На другой день я как обычно отправился на пляж, но ее там не нашел. Не появилась она у нас и вечером. Следующий день оказался пасмурным, и я, не зная, куда себя девать, в самом гнусном настроении слонялся по квартире, выглядывал с балкона во двор, спускался вниз и обшаривал глазами укромные места. Наутро я вызвал на лестничную площадку ее подругу и спросил, знает ли она номер Натальиной квартиры. Она мерзко улыбнулась и назвала номер. Я повернулся, чтобы уйти, и она кинула мне в спину:

«Только имей в виду — у нее взрослый парень есть!»

«Какой еще парень?» — развернуло меня к ней.

«Ну, я не знаю, там какая-то сложная история»

Я отмахнулся и, не дав волнению уняться, устремился к дому Натальи. Поднявшись на последний этаж, я позвонил в дверь. Мне открыла неопрятная хмурая тетка, и я спросил, дома ли Наташа. Прищурив опухшие глаза, она пробурила меня ими насквозь, затем, ни слова не говоря, прикрыла дверь и ушла. Через минуту на пороге возникла Наталья — непривычно домашняя и строгая. Велев ждать ее во дворе, она тут же захлопнула дверь.

Я спустился во двор. Минут через пятнадцать появилась она — в цветастом, соблазнительном, пропитанном солнцем платье — и направилась ко мне. Поравнявшись и не говоря ни слова, она продолжила путь, предлагая мне таким молчаливым способом последовать за ней. Заведя меня под березы, остановилась и сказала скучным голосом:

«Не надо было ко мне приходить. Все равно у нас с тобой ничего не получится»

«Почему?» — испугался я.

Наталья отвела глаза, закинула руки за спину и принялась утаптывать землю носком туфли.

«Подруга сказала, что у тебя есть взрослый парень. Поэтому?»

Наталья резко повернула ко мне лицо, прищурилась и процедила:

«Дура, ну, дура!»

«Так что — поэтому?» — наседал я.

«Что вы все ко мне пристали?! Нет у меня никакого парня!» — выкрикнула она и вдруг заплакала.

И тут я взял ее за безутешные плечи (первые женские плечи в моих руках!), притянул к себе (первая плачущая женщина у меня на груди!), неловко обнял (первые объятия в моей жизни!) и впервые в жизни вдохнул запах девичьих волос и вскормившей их кожи. Здесь следует сказать, что по неведомой мне, но явно генетической, идущей от тотемных предков линии (несомненно, волчьей) у меня, сколько себя помню, тончайший, прямо-таки звериный нюх. К тому же не исключено, что в одной из прошлых жизней я был форточкой в дортуаре воспитанниц какого-нибудь пансиона святого Патрика, о чем мне запах Натали и напомнил. От сладкой душной истомы заныло сердце.

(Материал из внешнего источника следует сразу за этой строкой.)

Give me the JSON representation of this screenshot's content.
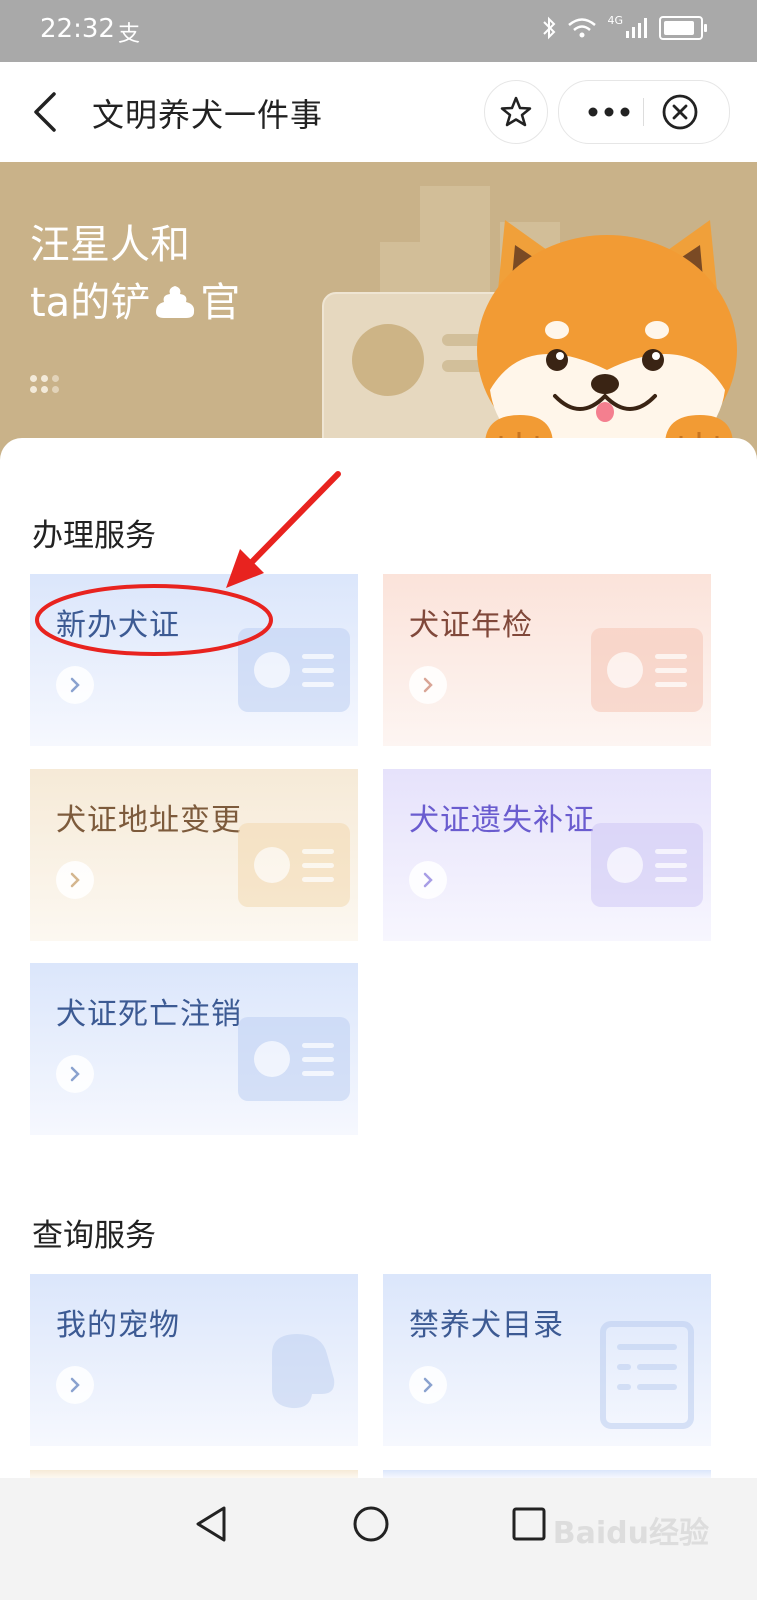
{
  "status_bar": {
    "time": "22:32",
    "app_glyph": "支",
    "network": "4G"
  },
  "nav": {
    "title": "文明养犬一件事"
  },
  "banner": {
    "title_line1": "汪星人和",
    "title_line2": "ta的铲",
    "title_line2_end": "官"
  },
  "sections": {
    "service": {
      "title": "办理服务",
      "tiles": [
        {
          "label": "新办犬证"
        },
        {
          "label": "犬证年检"
        },
        {
          "label": "犬证地址变更"
        },
        {
          "label": "犬证遗失补证"
        },
        {
          "label": "犬证死亡注销"
        }
      ]
    },
    "query": {
      "title": "查询服务",
      "tiles": [
        {
          "label": "我的宠物"
        },
        {
          "label": "禁养犬目录"
        }
      ]
    }
  },
  "watermark": "Baidu经验",
  "colors": {
    "status_bar_bg": "#a9a9a9",
    "banner_bg": "#c9b289",
    "annotation_red": "#e8231f",
    "blue_tile_text": "#3c5a93",
    "purple_tile_text": "#6a5ccf"
  },
  "icons": [
    "back-arrow-icon",
    "star-icon",
    "more-icon",
    "close-circle-icon",
    "chevron-right-icon",
    "home-circle-icon",
    "back-triangle-icon",
    "recents-square-icon",
    "bluetooth-icon",
    "wifi-icon",
    "signal-icon",
    "battery-icon"
  ]
}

«Знаешь что, пойдем ко мне! — воодушевился я. — У меня отдельная комната — посидим, поговорим, музыку послушаем. Потом, если хочешь, в Москву прокатимся! Ну, пойдем?»

Она взглянула на меня мокрыми глазами, беспомощно улыбнулась, филейной частью большого пальца правой руки вытерла слезы и пробормотала:

«Пойдем…»

Оказывается, быть защитником женщины в сто раз приятнее, чем лезть ей под юбку!

Не стану описывать радужные оттенки и расторопную прыть моего юного чувства и превращение гадливой гусеницы похоти в яркую бабочку любви. Скажу только, что за скоротечным объяснением последовали резвые, семимильные шаги сближения. Отныне мы все дни проводили вместе. Днем, если позволяла погода, отправлялись на пляж, вечером она приходила ко мне во двор, и мы шли дышать сгустившимся ароматом глянцевой листвы, либо погружались в душную, соблазнительную темноту кинотеатра. На первых порах мои друзья пытались меня остеречь. Говорили о ее корнях — мол, мать пьет, а отец бьет ее, и что сама она какая-то нервная и дерганая. Дальше следовали несвежие инсинуации о ее скороспелости. Якобы числилась за ней некая темная история, подробностей которой никто не знал, но выводы делались самые смелые. Все это подкреплялось печным завыванием слухов и разбойничьим посвистом сплетен. Да пошли вы все сами знаете куда!..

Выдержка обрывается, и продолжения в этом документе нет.